Dali, qui a œuvré pendant 19 ans pour le compte des Industries Leblanc, à Carleton-sur-Mer, est chargé de construire lui-même la nouvelle résidence, tandis que toute la famille est installée dans une maison louée. Or, le retour imprévu en région de la propriétaire des lieux les forcera à mettre le cap sur un deuxième repère temporaire. Ce second déménagement en très peu de temps contribue à miner le moral des troupes, admet la maman de 40 ans: «Je voyais tout le monde confiné dans leur maison, dans leurs affaires. J’avais l’impression que ça faisait une différence pour eux d’être chez eux, que ça devait leur donner une certaine sécurité.»

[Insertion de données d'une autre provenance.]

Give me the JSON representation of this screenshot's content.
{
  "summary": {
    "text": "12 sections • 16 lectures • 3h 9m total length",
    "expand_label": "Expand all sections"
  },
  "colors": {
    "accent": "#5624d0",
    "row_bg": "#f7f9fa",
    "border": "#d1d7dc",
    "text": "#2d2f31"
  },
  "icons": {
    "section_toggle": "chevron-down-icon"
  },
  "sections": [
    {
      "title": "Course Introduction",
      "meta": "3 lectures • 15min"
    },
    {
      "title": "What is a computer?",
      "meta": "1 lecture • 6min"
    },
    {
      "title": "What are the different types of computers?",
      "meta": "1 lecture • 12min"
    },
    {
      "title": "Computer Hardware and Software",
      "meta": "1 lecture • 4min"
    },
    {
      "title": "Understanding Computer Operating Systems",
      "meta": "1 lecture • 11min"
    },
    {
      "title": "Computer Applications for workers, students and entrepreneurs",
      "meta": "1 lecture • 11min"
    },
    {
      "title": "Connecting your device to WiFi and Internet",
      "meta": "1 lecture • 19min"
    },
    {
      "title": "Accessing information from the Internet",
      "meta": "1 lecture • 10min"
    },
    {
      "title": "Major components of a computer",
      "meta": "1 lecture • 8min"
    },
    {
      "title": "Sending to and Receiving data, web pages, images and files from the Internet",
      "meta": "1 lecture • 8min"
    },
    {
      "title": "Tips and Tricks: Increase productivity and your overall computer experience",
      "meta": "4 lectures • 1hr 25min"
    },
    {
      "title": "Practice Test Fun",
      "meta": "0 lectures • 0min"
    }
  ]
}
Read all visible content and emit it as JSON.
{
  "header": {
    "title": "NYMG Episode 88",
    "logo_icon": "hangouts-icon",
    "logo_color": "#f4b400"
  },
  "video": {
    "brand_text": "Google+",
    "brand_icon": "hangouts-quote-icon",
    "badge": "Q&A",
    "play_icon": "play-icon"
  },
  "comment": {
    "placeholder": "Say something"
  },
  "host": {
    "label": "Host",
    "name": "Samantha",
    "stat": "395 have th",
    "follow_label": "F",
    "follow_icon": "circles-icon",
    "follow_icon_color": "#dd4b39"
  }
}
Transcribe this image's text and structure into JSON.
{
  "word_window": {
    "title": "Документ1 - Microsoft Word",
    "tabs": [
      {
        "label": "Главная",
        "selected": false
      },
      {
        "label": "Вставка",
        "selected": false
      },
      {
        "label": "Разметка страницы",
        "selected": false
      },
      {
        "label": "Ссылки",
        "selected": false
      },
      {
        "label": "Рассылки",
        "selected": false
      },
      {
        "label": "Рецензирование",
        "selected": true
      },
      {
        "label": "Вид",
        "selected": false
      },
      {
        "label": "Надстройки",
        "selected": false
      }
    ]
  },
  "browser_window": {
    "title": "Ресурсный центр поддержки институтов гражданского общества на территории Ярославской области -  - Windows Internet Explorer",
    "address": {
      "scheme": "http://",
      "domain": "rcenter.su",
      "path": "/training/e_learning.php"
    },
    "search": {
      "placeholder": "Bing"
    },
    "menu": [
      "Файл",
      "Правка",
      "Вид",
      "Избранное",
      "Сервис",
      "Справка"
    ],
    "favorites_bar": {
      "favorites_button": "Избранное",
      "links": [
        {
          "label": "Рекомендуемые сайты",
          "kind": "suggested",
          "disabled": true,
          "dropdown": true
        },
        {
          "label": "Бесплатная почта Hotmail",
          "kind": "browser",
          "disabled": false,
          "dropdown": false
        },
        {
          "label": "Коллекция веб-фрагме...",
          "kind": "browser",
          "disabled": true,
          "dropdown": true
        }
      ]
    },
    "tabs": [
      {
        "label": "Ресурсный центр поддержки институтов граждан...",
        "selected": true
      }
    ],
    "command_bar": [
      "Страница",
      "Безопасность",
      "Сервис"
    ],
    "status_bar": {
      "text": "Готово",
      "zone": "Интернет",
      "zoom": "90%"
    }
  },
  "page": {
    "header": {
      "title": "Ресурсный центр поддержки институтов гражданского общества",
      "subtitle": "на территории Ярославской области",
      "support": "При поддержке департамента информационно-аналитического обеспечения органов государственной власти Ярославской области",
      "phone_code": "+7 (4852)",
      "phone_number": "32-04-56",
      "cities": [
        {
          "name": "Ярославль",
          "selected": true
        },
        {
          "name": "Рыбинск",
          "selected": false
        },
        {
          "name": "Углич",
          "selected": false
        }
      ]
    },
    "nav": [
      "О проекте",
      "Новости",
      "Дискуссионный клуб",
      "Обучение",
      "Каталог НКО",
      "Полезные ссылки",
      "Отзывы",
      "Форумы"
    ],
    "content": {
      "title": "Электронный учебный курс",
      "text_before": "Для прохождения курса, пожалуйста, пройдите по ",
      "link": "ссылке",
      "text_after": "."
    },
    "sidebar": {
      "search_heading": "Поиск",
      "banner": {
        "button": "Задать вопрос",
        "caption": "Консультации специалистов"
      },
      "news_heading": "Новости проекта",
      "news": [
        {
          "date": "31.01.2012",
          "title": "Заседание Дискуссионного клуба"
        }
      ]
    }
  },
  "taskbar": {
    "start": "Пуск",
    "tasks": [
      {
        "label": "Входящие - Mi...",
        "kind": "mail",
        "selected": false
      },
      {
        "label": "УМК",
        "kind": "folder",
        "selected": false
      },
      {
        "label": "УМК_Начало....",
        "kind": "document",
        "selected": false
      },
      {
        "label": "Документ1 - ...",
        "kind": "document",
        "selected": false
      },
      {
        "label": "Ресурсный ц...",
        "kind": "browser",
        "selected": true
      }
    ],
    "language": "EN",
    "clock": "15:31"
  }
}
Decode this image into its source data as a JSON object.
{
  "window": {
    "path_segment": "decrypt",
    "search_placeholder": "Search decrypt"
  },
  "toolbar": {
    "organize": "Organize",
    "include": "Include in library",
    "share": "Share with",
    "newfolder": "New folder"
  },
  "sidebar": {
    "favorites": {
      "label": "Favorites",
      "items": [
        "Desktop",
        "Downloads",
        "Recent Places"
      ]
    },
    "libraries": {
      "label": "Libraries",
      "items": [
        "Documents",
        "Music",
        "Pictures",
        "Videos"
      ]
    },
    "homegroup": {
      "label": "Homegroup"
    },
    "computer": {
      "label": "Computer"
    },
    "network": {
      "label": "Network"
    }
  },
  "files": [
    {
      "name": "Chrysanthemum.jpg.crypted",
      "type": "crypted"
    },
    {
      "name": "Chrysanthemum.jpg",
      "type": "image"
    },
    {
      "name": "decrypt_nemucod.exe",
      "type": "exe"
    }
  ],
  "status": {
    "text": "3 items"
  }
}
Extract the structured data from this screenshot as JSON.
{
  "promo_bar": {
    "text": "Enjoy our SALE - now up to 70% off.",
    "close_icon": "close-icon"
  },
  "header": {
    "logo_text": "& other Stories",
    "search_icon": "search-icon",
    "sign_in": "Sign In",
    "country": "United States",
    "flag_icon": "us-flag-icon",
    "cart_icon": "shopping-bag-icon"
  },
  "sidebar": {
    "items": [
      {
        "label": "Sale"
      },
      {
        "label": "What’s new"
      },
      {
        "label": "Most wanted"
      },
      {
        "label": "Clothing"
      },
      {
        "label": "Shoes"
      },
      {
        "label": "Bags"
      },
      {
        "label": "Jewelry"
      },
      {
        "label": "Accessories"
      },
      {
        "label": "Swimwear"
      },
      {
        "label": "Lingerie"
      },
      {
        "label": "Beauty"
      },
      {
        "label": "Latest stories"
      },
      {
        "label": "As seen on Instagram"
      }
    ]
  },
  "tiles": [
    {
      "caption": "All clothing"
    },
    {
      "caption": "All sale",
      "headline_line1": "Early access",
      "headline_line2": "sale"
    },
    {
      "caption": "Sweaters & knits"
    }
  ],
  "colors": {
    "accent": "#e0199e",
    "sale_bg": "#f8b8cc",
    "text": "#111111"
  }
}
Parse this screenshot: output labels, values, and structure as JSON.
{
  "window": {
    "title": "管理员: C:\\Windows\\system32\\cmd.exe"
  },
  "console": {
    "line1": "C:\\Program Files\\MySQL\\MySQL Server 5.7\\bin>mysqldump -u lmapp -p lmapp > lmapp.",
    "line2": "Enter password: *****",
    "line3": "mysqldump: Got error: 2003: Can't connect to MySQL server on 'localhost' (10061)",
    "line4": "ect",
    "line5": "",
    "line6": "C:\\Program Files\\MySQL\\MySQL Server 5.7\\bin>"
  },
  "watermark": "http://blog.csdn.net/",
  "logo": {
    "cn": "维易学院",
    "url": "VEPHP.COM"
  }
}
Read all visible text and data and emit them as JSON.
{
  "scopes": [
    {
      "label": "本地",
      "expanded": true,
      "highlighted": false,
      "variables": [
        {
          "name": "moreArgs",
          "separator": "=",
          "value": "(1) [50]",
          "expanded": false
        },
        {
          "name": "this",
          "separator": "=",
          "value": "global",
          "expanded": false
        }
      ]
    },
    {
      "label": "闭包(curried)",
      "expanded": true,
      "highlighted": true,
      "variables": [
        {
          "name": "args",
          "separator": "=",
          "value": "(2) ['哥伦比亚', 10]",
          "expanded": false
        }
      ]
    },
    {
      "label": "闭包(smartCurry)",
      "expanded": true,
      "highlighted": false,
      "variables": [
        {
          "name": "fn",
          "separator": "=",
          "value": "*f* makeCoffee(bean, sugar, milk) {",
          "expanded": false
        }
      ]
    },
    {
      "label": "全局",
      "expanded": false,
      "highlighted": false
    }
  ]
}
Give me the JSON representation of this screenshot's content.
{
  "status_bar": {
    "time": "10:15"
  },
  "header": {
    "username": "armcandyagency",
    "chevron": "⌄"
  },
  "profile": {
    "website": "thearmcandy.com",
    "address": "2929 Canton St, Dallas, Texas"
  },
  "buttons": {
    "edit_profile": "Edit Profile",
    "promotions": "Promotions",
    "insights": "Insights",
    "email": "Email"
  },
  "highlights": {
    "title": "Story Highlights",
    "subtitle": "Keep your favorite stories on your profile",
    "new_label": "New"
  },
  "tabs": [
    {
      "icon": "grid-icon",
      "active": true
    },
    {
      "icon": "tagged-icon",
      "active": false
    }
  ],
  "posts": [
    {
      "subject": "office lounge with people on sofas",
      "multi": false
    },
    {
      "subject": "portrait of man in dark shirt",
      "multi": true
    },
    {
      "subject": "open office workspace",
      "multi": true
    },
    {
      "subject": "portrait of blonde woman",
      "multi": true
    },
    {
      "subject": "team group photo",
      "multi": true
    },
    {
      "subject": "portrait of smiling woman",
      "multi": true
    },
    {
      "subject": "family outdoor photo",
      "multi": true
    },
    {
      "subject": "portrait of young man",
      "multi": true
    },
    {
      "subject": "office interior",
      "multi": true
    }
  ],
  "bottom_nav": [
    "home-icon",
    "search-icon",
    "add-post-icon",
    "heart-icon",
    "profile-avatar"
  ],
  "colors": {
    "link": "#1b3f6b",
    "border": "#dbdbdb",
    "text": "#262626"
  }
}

Le projet suit néanmoins son cours: alors que la maman veille à dispenser l’école à la maison tout en faisant du télétravail, le papa, lui, se concentre sur sa mission. Il le fait d’abord à mi-temps, question de pouvoir prendre le relais avec les enfants. Lorsque l’école et le service de garde reprennent du service, il met les bouchées doubles pour faire avancer le projet. «On était vraiment dans notre bulle. Nous, on avait un projet à faire. On se disait pour s’encourager que lorsque la pandémie finirait, on aurait une maison», explique Zaolie Tessier, originaire de Chibougamau.
La déconstruction de la grande majorité des infrastructures, qui durera au total deux mois, débute dès le début avril. S’ensuivent les travaux de construction. Lorsque GRAFFICI se rend sur le chantier, vers la fin août, la structure est
déjà fermée et divisée; l’électricité ainsi que la plomberie constituent les prochaines étapes à franchir.
La concrétisation d’un projet aussi majeur, qui plus est dans un contexte de crise sanitaire, aura comporté son lot de difficultés, en plus d’engendrer une dose considérable de stress. Si le couple des 13 dernières années a douté, en cours de route, d’avoir pris la bonne décision en donnant le feu vert à l’initiative, il se dit, au final, heureux d’être allé de l’avant. «Le point positif, c’est qu’on n’avait pas le choix d’être focus. […] On ne pouvait pas voir nos amis ni aller nulle part. Tout était arrêté », fait valoir Mme Tessier. «Je suis content de l’avoir fait. C’est sûr que ça va rendre notre vie pas mal plus facile», ajoute son conjoint, tout sourire…malgré la fatigue
Les Leclair-Tessier, réunis devant leur future maison. Ils espèrent y déménager dès le début octobre et achever la finition des lieux au courant de l’année 2021.